What happens after a rolling recession? Perhaps a rolling expansion as the economic sectors that fell into a recession recover. Today's housing starts report for May was certainly strong. Housing starts jumped 21.6% to 1.63 million units (saar) last month from April's 1.34 million (chart). It was the largest percentage gain since October 2016.
A survey on Monday showed the National Association of Home Builders/Wells Fargo Housing Market index in June rose above the midpoint mark of 50 for the first time since July 2022 as a shortage of existing homes is boosting demand for new ones. The index has rebounded by 77% since December.

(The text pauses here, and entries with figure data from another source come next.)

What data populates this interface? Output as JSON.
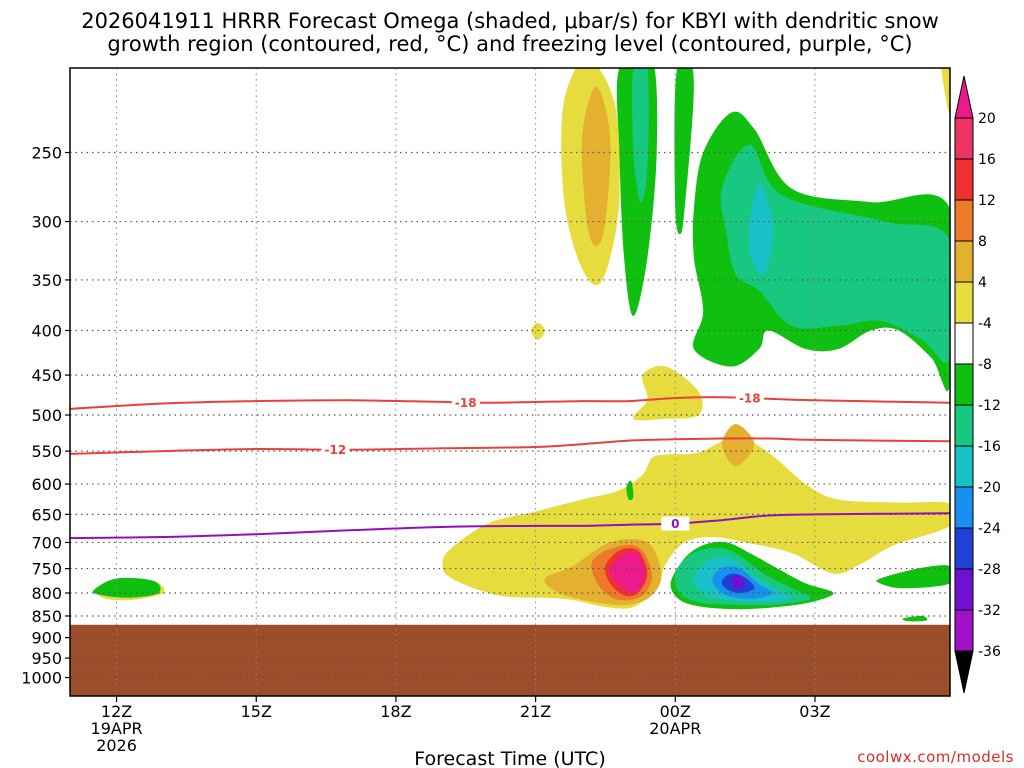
{
  "chart_data": {
    "type": "heatmap",
    "title_lines": [
      "2026041911 HRRR Forecast Omega (shaded, μbar/s) for KBYI with dendritic snow",
      "growth region (contoured, red, °C) and freezing level (contoured, purple, °C)"
    ],
    "xlabel": "Forecast Time (UTC)",
    "credit": "coolwx.com/models",
    "x_ticks": [
      {
        "hour": 12,
        "lines": [
          "12Z",
          "19APR",
          "2026"
        ]
      },
      {
        "hour": 15,
        "lines": [
          "15Z"
        ]
      },
      {
        "hour": 18,
        "lines": [
          "18Z"
        ]
      },
      {
        "hour": 21,
        "lines": [
          "21Z"
        ]
      },
      {
        "hour": 24,
        "lines": [
          "00Z",
          "20APR"
        ]
      },
      {
        "hour": 27,
        "lines": [
          "03Z"
        ]
      }
    ],
    "xlim": [
      11,
      29.9
    ],
    "y_ticks": [
      250,
      300,
      350,
      400,
      450,
      500,
      550,
      600,
      650,
      700,
      750,
      800,
      850,
      900,
      950,
      1000
    ],
    "y_scale": "log",
    "ylim": [
      200,
      1050
    ],
    "grid": true,
    "ground_pressure": 870,
    "colorbar": {
      "levels": [
        20,
        16,
        12,
        8,
        4,
        -4,
        -8,
        -12,
        -16,
        -20,
        -24,
        -28,
        -32,
        -36
      ],
      "colors": [
        "#ee3366",
        "#f03030",
        "#ec7a2a",
        "#e4b030",
        "#e6dc3e",
        "#ffffff",
        "#10c010",
        "#18c880",
        "#18c0c8",
        "#1890f0",
        "#2040d8",
        "#7010d0",
        "#a010c8",
        "#a8a8a8"
      ],
      "over_color": "#ec1a8a",
      "under_color": "#000000"
    },
    "contours": [
      {
        "name": "-18",
        "color": "#e8403a",
        "label": "-18",
        "points": [
          [
            11,
            492
          ],
          [
            13,
            485
          ],
          [
            15,
            482
          ],
          [
            17,
            481
          ],
          [
            19,
            483
          ],
          [
            20,
            484
          ],
          [
            22,
            482
          ],
          [
            23,
            482
          ],
          [
            24,
            478
          ],
          [
            25,
            477
          ],
          [
            26,
            479
          ],
          [
            27,
            481
          ],
          [
            29.9,
            484
          ]
        ]
      },
      {
        "name": "-12",
        "color": "#e8403a",
        "label": "-12",
        "points": [
          [
            11,
            554
          ],
          [
            13,
            550
          ],
          [
            15,
            547
          ],
          [
            17,
            548
          ],
          [
            19,
            546
          ],
          [
            21,
            544
          ],
          [
            22,
            540
          ],
          [
            23,
            535
          ],
          [
            24,
            533
          ],
          [
            25,
            532
          ],
          [
            26,
            532
          ],
          [
            27,
            534
          ],
          [
            29.9,
            536
          ]
        ]
      },
      {
        "name": "0",
        "color": "#9010c0",
        "label": "0",
        "points": [
          [
            11,
            692
          ],
          [
            13,
            690
          ],
          [
            15,
            685
          ],
          [
            17,
            678
          ],
          [
            19,
            672
          ],
          [
            21,
            670
          ],
          [
            22,
            670
          ],
          [
            23,
            668
          ],
          [
            24,
            666
          ],
          [
            25,
            660
          ],
          [
            26,
            652
          ],
          [
            27,
            650
          ],
          [
            29.9,
            648
          ]
        ]
      }
    ],
    "shaded_regions": [
      {
        "value": 4,
        "points": [
          [
            19.2,
            710
          ],
          [
            20,
            665
          ],
          [
            21,
            645
          ],
          [
            22,
            625
          ],
          [
            22.8,
            610
          ],
          [
            23.3,
            585
          ],
          [
            23.5,
            560
          ],
          [
            23.8,
            555
          ],
          [
            24.5,
            552
          ],
          [
            25.3,
            530
          ],
          [
            26,
            552
          ],
          [
            26.8,
            600
          ],
          [
            27.5,
            625
          ],
          [
            28.8,
            630
          ],
          [
            29.9,
            632
          ],
          [
            29.9,
            670
          ],
          [
            28.7,
            705
          ],
          [
            28,
            740
          ],
          [
            27.4,
            760
          ],
          [
            26.5,
            720
          ],
          [
            25.5,
            700
          ],
          [
            24.8,
            690
          ],
          [
            24.2,
            700
          ],
          [
            23.8,
            740
          ],
          [
            23.6,
            790
          ],
          [
            23.1,
            830
          ],
          [
            22.5,
            830
          ],
          [
            21.8,
            815
          ],
          [
            21.2,
            810
          ],
          [
            20.2,
            805
          ],
          [
            19.2,
            770
          ],
          [
            19,
            740
          ]
        ]
      },
      {
        "value": 4,
        "points": [
          [
            23.3,
            450
          ],
          [
            23.8,
            440
          ],
          [
            24.5,
            470
          ],
          [
            24.5,
            500
          ],
          [
            23.8,
            505
          ],
          [
            23.1,
            505
          ],
          [
            23.4,
            480
          ]
        ]
      },
      {
        "value": 4,
        "points": [
          [
            11.6,
            790
          ],
          [
            12,
            770
          ],
          [
            12.8,
            775
          ],
          [
            13,
            800
          ],
          [
            12.3,
            815
          ],
          [
            11.7,
            810
          ]
        ]
      },
      {
        "value": 4,
        "points": [
          [
            21.6,
            220
          ],
          [
            22.1,
            195
          ],
          [
            22.7,
            220
          ],
          [
            22.8,
            280
          ],
          [
            22.6,
            330
          ],
          [
            22.3,
            355
          ],
          [
            21.9,
            330
          ],
          [
            21.6,
            280
          ]
        ]
      },
      {
        "value": 4,
        "points": [
          [
            20.9,
            400
          ],
          [
            21.05,
            392
          ],
          [
            21.2,
            400
          ],
          [
            21.05,
            410
          ]
        ]
      },
      {
        "value": 4,
        "points": [
          [
            29.7,
            195
          ],
          [
            29.9,
            195
          ],
          [
            29.9,
            225
          ],
          [
            29.8,
            215
          ]
        ]
      },
      {
        "value": 8,
        "points": [
          [
            22,
            240
          ],
          [
            22.3,
            210
          ],
          [
            22.6,
            240
          ],
          [
            22.5,
            300
          ],
          [
            22.3,
            320
          ],
          [
            22.1,
            300
          ]
        ]
      },
      {
        "value": 8,
        "points": [
          [
            25,
            540
          ],
          [
            25.3,
            512
          ],
          [
            25.7,
            540
          ],
          [
            25.3,
            572
          ]
        ]
      },
      {
        "value": 8,
        "points": [
          [
            21.2,
            770
          ],
          [
            21.8,
            745
          ],
          [
            22.6,
            700
          ],
          [
            23.4,
            700
          ],
          [
            23.7,
            760
          ],
          [
            23.5,
            805
          ],
          [
            23,
            825
          ],
          [
            22.3,
            820
          ],
          [
            21.5,
            800
          ]
        ]
      },
      {
        "value": 12,
        "points": [
          [
            22.2,
            740
          ],
          [
            22.6,
            712
          ],
          [
            23.2,
            708
          ],
          [
            23.5,
            760
          ],
          [
            23.3,
            805
          ],
          [
            22.8,
            815
          ],
          [
            22.4,
            790
          ]
        ]
      },
      {
        "value": 16,
        "points": [
          [
            22.5,
            745
          ],
          [
            22.8,
            715
          ],
          [
            23.2,
            715
          ],
          [
            23.4,
            760
          ],
          [
            23.2,
            800
          ],
          [
            22.9,
            805
          ],
          [
            22.6,
            780
          ]
        ]
      },
      {
        "value": 20,
        "points": [
          [
            22.6,
            750
          ],
          [
            22.9,
            722
          ],
          [
            23.2,
            722
          ],
          [
            23.35,
            760
          ],
          [
            23.2,
            795
          ],
          [
            22.95,
            795
          ],
          [
            22.7,
            775
          ]
        ]
      },
      {
        "value": -4,
        "points": [
          [
            11.5,
            795
          ],
          [
            12,
            770
          ],
          [
            12.8,
            775
          ],
          [
            12.9,
            800
          ],
          [
            12.3,
            810
          ],
          [
            11.7,
            805
          ]
        ]
      },
      {
        "value": -4,
        "points": [
          [
            22.8,
            200
          ],
          [
            23.5,
            195
          ],
          [
            23.6,
            250
          ],
          [
            23.4,
            330
          ],
          [
            23.1,
            385
          ],
          [
            22.9,
            330
          ],
          [
            22.8,
            250
          ]
        ]
      },
      {
        "value": -4,
        "points": [
          [
            24,
            210
          ],
          [
            24.2,
            190
          ],
          [
            24.4,
            210
          ],
          [
            24.2,
            290
          ],
          [
            24.1,
            310
          ],
          [
            24,
            290
          ]
        ]
      },
      {
        "value": -4,
        "points": [
          [
            24.6,
            250
          ],
          [
            25.2,
            225
          ],
          [
            25.7,
            235
          ],
          [
            26.5,
            275
          ],
          [
            28.2,
            285
          ],
          [
            29.9,
            290
          ],
          [
            29.9,
            460
          ],
          [
            29.5,
            430
          ],
          [
            28.8,
            400
          ],
          [
            28.2,
            400
          ],
          [
            27.5,
            420
          ],
          [
            26.8,
            420
          ],
          [
            26,
            400
          ],
          [
            25.8,
            420
          ],
          [
            25.2,
            440
          ],
          [
            24.4,
            420
          ],
          [
            24.6,
            380
          ],
          [
            24.4,
            330
          ],
          [
            24.4,
            290
          ]
        ]
      },
      {
        "value": -4,
        "points": [
          [
            23.9,
            780
          ],
          [
            24.2,
            730
          ],
          [
            24.6,
            705
          ],
          [
            25.1,
            700
          ],
          [
            25.6,
            720
          ],
          [
            26.2,
            750
          ],
          [
            26.8,
            780
          ],
          [
            27.4,
            800
          ],
          [
            26.9,
            820
          ],
          [
            26.2,
            830
          ],
          [
            25.4,
            835
          ],
          [
            24.6,
            830
          ],
          [
            24.1,
            815
          ]
        ]
      },
      {
        "value": -4,
        "points": [
          [
            28.4,
            770
          ],
          [
            29.2,
            750
          ],
          [
            29.9,
            745
          ],
          [
            29.9,
            780
          ],
          [
            28.9,
            790
          ],
          [
            28.4,
            780
          ]
        ]
      },
      {
        "value": -4,
        "points": [
          [
            28.9,
            855
          ],
          [
            29.3,
            850
          ],
          [
            29.4,
            860
          ],
          [
            29,
            862
          ]
        ]
      },
      {
        "value": -4,
        "points": [
          [
            22.95,
            605
          ],
          [
            23.05,
            595
          ],
          [
            23.1,
            620
          ],
          [
            23,
            625
          ]
        ]
      },
      {
        "value": -8,
        "points": [
          [
            25,
            275
          ],
          [
            25.6,
            245
          ],
          [
            26.3,
            280
          ],
          [
            28.5,
            300
          ],
          [
            29.9,
            315
          ],
          [
            29.9,
            430
          ],
          [
            29.3,
            410
          ],
          [
            28.4,
            390
          ],
          [
            27.5,
            395
          ],
          [
            26.5,
            395
          ],
          [
            25.8,
            360
          ],
          [
            25.3,
            345
          ],
          [
            25.1,
            310
          ]
        ]
      },
      {
        "value": -8,
        "points": [
          [
            23.1,
            200
          ],
          [
            23.4,
            200
          ],
          [
            23.4,
            260
          ],
          [
            23.25,
            285
          ],
          [
            23.1,
            250
          ]
        ]
      },
      {
        "value": -8,
        "points": [
          [
            24,
            760
          ],
          [
            24.3,
            725
          ],
          [
            24.8,
            710
          ],
          [
            25.3,
            720
          ],
          [
            25.9,
            760
          ],
          [
            26.5,
            790
          ],
          [
            26.9,
            812
          ],
          [
            26.1,
            825
          ],
          [
            25.2,
            825
          ],
          [
            24.5,
            820
          ],
          [
            24.1,
            800
          ]
        ]
      },
      {
        "value": -12,
        "points": [
          [
            25.6,
            300
          ],
          [
            25.8,
            272
          ],
          [
            26.1,
            300
          ],
          [
            26,
            335
          ],
          [
            25.8,
            345
          ],
          [
            25.6,
            325
          ]
        ]
      },
      {
        "value": -12,
        "points": [
          [
            24.4,
            770
          ],
          [
            24.7,
            735
          ],
          [
            25.2,
            730
          ],
          [
            25.7,
            765
          ],
          [
            26.2,
            795
          ],
          [
            26.5,
            812
          ],
          [
            25.9,
            820
          ],
          [
            25.1,
            815
          ],
          [
            24.6,
            800
          ]
        ]
      },
      {
        "value": -16,
        "points": [
          [
            24.8,
            770
          ],
          [
            25,
            748
          ],
          [
            25.4,
            750
          ],
          [
            25.8,
            782
          ],
          [
            26.1,
            800
          ],
          [
            25.7,
            812
          ],
          [
            25.2,
            808
          ],
          [
            24.9,
            792
          ]
        ]
      },
      {
        "value": -20,
        "points": [
          [
            25.0,
            775
          ],
          [
            25.2,
            760
          ],
          [
            25.5,
            768
          ],
          [
            25.7,
            790
          ],
          [
            25.4,
            800
          ],
          [
            25.1,
            792
          ]
        ]
      },
      {
        "value": -24,
        "points": [
          [
            25.2,
            770
          ],
          [
            25.35,
            763
          ],
          [
            25.5,
            775
          ],
          [
            25.4,
            790
          ],
          [
            25.25,
            788
          ]
        ]
      }
    ]
  }
}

Inflation-adjusted consumer spending on goods has been in a growth recession since the second half of 2021 as consumers pivoted toward buying more services and fewer goods (chart). It is widely expected that consumer spending could turn negative once consumers' excess saving runs out later this year. We don't agree. We expect goods demand to start growing again later this year once it returns to its pre-pandemic uptrend. We also expect that consumers will have enough purchasing power to keep the economy growing.
Following the release of housing starts today, the Atlanta Fed's GDPNow tracking model revised Q2's real GDP growth up from 1.8% to 1.9% (table). Residential investment has been a big drag on economic growth and now may be starting to contribute positively to it. The model's latest estimate for consumer spending is relatively weak but positive at 0.9%. We expect it will remain positive for a while.